Further, the positive electrode unit preparation module includes a positive electrode foil tab detection device 511, a positive electrode sheet driving roller assembly 02, a positive electrode sheet cutting device 512, a positive electrode sheet conveying device 71, a positive electrode transfer manipulator 61, a positive electrode diaphragm unreeling mechanism 81, a positive electrode diaphragm supporting member 614, and a fourth conductive adhesive spraying device 43 (i.e., a positive electrode sheet conductive adhesive spraying device in the claims). The positive plate driving roller assembly 02 is arranged at the downstream of the positive plate driving roller assembly 511, the positive plate cutting device 512 is arranged at the downstream of the positive plate driving roller assembly 02, and the positive plate cutting device 511 is used for detecting the position of a tab on a positive plate, so that the positive plate is cut into positive plate units 91 under the action of the positive plate cutting device 512 after passing through the positive plate driving roller assembly 02 as the basis of the positive plate cutting device 512 for cutting the positive plate. Specifically, the positive electrode foil tab detection device 211 is provided with a sensor for detecting the tab position on the positive electrode sheet, so as to serve as a basis for cutting the positive electrode sheet by the positive electrode sheet cutting device 512. The structure of the positive electrode sheet cutting device 512 is the same as that of the negative electrode sheet cutting device 502, and therefore, the description thereof will not be repeated.

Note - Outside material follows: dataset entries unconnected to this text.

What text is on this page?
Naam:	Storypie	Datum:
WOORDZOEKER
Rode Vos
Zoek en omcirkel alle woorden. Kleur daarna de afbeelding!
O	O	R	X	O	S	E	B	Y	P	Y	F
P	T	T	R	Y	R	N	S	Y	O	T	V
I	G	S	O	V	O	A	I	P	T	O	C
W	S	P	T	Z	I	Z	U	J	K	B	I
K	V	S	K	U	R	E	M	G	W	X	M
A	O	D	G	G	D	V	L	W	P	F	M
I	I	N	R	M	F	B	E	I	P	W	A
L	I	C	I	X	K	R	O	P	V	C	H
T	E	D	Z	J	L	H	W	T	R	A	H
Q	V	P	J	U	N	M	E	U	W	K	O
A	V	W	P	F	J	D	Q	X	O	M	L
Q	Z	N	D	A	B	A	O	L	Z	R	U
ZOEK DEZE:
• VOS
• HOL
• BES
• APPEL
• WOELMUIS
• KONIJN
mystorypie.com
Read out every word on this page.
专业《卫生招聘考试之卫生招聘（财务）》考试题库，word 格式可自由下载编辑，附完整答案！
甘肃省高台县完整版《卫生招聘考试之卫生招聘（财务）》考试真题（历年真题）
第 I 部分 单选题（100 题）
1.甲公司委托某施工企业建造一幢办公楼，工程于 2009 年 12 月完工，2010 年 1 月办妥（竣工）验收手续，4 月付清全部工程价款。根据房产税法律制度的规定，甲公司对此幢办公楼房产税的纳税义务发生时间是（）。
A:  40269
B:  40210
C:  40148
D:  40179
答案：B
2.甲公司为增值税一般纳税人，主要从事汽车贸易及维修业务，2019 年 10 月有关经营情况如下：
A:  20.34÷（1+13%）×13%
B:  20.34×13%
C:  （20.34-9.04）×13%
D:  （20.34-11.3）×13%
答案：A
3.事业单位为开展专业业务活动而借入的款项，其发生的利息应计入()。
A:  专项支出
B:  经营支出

Further, the positive electrode sheet conveying device 71 is disposed downstream of the positive electrode sheet driving roller assembly 02, and the positive electrode sheet driving roller assembly 02 is configured to convey the cut positive electrode sheet unit 91 onto the positive electrode sheet conveying device 71. Specifically, the positive electrode sheet driving roller assembly 02 includes two positive electrode sheet driving rollers that are engaged with each other, and the positive electrode sheet unit 91 is moved in the direction of the positive electrode sheet conveying device 71 between the two positive electrode sheet driving rollers and under the driving thereof. The structure of the positive electrode sheet conveying device 71 is the same as that of the negative electrode sheet conveying device 70, and therefore, a description thereof will not be given.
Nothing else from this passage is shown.